La segunda práctica de 2012, también exitosa, tiene que ver con “Home Office”. Antes teníamos esa práctica una vez por mes; desde el año pasado, existe una vez por semana, es decir, cuatro veces al mes.

En 2013 implementamos algo de mucho impacto que tiene que ver con la diversidad de género. Con el objetivo de que más mujeres puedan llegar a roles de liderazgo, implementamos una práctica que se llama “Counselling para mamis”: las mujeres que están en la compañía y que ya fueron madres, con experiencia en la maternidad y en el trabajo, les cuentan a las que están volviendo de su licencia por maternidad cómo hacer para balancear su vida.

El 12% de la dotación femenina hoy en Philips Argentina está embarazada o volvió de licencia en los últimos doce meses. Por lo cual, es un grupo que realmente nos interesa mantener contento y que se sienta contenido por nosotros.

¿Qué cambió en la empresa a partir de posicionarse como una de Las Mejores Empresas para Trabajar en la Argentina?

GV: Creo que cambió el orgullo. Todos nos sentimos mucho más orgullosos de pertenecer a Philips y nos sentimos más apasionados en lo que hacemos, vemos mucho más nuestra contribución en los resultados de la compañía.

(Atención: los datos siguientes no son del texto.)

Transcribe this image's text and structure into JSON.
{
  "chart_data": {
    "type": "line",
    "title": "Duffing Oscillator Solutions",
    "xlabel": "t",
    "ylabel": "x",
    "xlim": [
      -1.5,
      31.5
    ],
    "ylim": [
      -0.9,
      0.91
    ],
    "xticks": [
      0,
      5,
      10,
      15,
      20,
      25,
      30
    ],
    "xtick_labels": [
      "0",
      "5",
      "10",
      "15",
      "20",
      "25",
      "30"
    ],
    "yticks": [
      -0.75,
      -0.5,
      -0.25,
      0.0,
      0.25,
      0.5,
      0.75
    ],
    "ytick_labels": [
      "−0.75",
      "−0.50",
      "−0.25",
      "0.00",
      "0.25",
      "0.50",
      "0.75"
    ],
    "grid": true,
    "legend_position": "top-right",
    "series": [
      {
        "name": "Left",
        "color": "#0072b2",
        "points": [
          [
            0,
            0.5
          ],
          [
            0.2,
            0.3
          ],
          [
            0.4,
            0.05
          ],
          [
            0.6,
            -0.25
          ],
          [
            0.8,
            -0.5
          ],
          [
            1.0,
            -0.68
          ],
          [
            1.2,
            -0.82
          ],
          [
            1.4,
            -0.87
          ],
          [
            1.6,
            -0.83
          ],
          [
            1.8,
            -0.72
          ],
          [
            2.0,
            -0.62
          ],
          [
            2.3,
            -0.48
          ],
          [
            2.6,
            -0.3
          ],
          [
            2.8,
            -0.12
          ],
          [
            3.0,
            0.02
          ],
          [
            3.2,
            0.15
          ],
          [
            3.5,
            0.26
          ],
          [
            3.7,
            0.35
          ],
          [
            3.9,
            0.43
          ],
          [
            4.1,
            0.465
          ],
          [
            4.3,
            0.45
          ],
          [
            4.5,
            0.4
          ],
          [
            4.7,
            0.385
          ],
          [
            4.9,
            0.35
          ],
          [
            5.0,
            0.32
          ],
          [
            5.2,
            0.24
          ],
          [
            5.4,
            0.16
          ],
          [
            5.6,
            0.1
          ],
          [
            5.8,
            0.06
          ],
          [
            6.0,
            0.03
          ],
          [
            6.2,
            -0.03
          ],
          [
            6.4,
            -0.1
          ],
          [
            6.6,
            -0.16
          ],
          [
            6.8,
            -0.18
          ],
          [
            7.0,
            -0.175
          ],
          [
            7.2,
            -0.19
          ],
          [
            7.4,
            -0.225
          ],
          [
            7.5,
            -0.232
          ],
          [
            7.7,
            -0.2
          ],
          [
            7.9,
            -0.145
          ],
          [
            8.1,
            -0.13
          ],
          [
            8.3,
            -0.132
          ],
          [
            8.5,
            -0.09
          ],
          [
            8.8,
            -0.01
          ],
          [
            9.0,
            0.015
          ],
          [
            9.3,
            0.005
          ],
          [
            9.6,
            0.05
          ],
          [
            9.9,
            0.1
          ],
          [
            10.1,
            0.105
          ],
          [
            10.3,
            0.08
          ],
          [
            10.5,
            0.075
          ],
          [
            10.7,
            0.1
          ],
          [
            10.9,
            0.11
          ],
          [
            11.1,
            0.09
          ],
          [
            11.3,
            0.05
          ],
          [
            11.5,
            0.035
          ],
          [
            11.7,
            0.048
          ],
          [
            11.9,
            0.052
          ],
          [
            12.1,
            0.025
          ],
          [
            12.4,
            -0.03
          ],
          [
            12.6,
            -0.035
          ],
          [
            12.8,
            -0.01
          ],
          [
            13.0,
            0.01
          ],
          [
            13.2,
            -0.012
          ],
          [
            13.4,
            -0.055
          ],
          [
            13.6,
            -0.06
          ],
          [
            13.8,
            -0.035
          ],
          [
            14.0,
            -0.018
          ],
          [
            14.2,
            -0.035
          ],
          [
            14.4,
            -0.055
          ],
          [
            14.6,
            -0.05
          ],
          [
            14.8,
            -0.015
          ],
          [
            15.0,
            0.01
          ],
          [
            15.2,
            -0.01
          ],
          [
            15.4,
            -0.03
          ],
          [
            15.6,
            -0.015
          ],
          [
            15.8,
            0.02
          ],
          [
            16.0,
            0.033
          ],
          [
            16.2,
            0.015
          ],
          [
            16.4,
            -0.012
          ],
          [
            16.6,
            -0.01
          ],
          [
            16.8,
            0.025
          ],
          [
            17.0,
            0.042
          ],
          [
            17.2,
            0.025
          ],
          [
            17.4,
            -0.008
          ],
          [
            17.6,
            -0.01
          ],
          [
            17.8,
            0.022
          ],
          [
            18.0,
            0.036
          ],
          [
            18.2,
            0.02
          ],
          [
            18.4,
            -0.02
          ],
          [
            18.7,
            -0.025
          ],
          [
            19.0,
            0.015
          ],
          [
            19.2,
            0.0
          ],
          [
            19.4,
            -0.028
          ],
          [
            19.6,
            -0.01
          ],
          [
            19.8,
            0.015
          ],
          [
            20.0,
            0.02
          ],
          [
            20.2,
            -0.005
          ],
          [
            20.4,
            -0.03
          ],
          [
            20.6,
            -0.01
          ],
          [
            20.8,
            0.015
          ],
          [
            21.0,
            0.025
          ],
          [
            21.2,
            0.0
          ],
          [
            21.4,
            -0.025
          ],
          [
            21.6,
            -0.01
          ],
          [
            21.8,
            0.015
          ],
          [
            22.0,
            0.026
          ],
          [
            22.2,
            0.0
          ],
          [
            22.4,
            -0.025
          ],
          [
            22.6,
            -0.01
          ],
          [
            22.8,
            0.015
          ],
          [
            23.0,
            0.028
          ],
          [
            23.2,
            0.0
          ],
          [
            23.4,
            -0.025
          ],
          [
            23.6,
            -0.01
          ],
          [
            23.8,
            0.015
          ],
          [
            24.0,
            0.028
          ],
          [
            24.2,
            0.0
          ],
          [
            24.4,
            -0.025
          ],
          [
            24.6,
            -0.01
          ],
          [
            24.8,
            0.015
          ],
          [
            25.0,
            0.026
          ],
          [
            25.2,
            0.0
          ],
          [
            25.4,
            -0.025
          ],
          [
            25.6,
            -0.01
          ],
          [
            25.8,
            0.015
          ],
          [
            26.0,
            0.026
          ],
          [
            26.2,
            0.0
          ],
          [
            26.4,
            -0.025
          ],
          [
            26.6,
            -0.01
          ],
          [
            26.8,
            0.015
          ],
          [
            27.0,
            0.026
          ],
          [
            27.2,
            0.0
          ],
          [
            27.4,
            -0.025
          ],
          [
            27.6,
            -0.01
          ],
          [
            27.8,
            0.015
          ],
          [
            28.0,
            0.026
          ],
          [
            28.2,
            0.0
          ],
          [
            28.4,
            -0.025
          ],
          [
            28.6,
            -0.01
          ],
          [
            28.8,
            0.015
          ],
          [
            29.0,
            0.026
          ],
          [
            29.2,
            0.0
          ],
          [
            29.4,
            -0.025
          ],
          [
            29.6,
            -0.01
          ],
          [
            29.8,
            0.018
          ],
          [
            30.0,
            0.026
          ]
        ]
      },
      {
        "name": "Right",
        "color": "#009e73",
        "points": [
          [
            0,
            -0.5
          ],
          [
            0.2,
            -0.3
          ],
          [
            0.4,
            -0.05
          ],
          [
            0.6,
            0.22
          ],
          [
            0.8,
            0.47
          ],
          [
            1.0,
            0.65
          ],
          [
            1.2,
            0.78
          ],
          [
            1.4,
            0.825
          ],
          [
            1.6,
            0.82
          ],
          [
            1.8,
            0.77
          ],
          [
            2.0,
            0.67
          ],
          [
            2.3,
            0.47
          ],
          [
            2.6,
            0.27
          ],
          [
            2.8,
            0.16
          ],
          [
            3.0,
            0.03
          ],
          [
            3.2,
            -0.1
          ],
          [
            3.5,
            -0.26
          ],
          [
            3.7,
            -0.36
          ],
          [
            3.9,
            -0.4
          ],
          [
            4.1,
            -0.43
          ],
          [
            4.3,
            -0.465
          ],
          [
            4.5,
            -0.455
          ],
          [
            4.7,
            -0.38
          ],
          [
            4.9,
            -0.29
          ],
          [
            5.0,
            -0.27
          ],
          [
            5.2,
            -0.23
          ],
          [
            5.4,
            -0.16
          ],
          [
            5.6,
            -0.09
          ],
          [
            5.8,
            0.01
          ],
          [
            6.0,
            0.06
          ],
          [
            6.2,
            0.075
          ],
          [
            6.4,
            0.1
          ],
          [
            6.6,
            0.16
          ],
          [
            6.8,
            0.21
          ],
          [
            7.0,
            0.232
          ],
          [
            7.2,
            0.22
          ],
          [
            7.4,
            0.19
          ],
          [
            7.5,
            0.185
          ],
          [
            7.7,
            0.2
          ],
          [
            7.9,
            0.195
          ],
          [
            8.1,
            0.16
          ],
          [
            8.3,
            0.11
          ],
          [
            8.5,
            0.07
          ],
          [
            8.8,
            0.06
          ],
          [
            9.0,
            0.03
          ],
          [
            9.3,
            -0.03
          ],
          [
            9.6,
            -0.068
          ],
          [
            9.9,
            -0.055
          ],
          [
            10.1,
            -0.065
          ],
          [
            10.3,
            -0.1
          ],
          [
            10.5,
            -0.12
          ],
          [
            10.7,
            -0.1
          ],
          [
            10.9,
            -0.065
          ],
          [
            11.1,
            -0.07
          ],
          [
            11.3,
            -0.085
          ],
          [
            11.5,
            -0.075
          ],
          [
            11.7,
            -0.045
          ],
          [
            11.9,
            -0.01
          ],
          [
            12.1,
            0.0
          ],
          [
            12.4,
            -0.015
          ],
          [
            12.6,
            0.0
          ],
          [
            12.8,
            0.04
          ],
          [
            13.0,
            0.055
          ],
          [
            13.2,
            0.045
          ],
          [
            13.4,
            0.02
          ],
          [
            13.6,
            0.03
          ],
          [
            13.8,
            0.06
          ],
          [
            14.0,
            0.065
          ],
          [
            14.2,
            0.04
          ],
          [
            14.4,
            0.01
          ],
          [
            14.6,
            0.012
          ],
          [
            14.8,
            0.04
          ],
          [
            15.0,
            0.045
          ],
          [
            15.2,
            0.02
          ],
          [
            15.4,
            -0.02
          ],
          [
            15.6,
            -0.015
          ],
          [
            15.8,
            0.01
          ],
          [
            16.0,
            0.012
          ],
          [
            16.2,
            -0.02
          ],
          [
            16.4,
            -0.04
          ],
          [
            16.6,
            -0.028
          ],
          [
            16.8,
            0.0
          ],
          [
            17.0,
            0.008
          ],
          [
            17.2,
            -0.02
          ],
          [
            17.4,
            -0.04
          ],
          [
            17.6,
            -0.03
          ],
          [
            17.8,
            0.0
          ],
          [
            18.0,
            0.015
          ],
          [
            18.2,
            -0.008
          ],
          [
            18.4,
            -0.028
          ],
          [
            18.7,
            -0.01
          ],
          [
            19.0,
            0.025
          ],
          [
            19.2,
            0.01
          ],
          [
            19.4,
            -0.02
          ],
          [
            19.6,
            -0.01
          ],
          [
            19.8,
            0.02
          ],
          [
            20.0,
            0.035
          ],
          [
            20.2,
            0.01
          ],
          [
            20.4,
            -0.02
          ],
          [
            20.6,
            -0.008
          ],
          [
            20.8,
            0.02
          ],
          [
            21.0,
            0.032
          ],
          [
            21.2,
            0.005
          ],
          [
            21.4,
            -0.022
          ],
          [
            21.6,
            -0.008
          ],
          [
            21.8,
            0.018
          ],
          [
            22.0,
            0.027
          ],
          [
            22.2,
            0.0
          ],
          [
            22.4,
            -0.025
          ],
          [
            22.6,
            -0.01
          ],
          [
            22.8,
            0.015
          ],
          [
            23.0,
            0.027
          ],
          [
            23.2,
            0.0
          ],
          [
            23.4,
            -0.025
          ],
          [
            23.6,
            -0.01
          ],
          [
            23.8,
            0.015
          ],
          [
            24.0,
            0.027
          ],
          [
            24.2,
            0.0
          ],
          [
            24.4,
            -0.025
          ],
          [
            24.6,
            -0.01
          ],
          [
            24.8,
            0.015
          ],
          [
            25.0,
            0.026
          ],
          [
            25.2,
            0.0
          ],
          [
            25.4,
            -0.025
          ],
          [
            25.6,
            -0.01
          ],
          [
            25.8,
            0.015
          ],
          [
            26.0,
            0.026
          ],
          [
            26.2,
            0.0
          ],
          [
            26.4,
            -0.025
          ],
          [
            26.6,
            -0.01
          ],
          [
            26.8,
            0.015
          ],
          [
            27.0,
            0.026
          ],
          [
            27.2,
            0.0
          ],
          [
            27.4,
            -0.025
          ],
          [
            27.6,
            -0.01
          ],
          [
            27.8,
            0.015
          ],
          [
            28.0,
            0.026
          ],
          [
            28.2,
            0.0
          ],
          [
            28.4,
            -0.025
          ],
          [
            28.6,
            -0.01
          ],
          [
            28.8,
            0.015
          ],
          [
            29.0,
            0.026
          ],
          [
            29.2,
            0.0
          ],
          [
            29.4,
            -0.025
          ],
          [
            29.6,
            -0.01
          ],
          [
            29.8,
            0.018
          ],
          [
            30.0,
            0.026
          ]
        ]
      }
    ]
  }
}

MdB: Aumentó la cantidad de interés que empezamos a despertar en los candidatos que están en el mercado. Hoy es muy raro que una persona no quiera, por lo menos venir a escuchar, qué tenemos para contarle sobre alguna vacante.

"El rol del comite directivo es clave para iniciar esta transformación cultural porque la gente mira mucho el ejemplo del líder"

¿Cómo influye sobre los clientes el hecho de ser considerada un excelente lugar para trabajar?

GV: El saber que nuestra gente se siente orgullosa, sumamente satisfecha en el lugar donde trabaja aumento muchísimo nuestro relacionamiento con los clientes.

¿Qué es lo que tiene que tener una empresa para ser un excelente lugar para trabajar?

GV: Debe tener líderes comprometidos realmente con el involucramiento de su gente. Nosotros decimos en Philips que todos somos líderes, y creo que eso es importante para realmente ser una gran empresa para trabajar.

MdB: Tiene que tener la convicción genuina de querer serlo. De querer escuchar lo que tienen para decir los colaboradores. Que realmente sea una intención real alineada con la estrategia del negocio. Sin eso es muy difícil lograr un plan que sea sostenible y creíble con el tiempo. Y, por último, entender realmente que la clave del éxito son las personas. Eso tiene que ver con tener gente que venga a trabajar feliz, con una sonrisa.

¿Cuál creen ustedes que es el rol del Nº 1 o del comité directivo en un proceso de mejora para que esto sea sostenible en el tiempo?

GV: El rol del Nº 1 o del comité de dirección en estos procesos de mejora de clima, es básicamente ser el disparador y el facilitador del proceso. El proceso de mejora involucra a toda la organización con roles diferentes, y es importante que todos estén comprometidos, pero el Nº 1 deber ser quién impulsa este proceso de mejora.

Mdb: El rol del comité directivo es clave para iniciar esta transformación cultural porque la gente mira mucho el ejemplo del líder. Es más fuerte lo que el líder hace que lo que dice. Una vez que esto ya está implementado, creo que la organización es la que tiene que seguir liderando este proceso de transformación.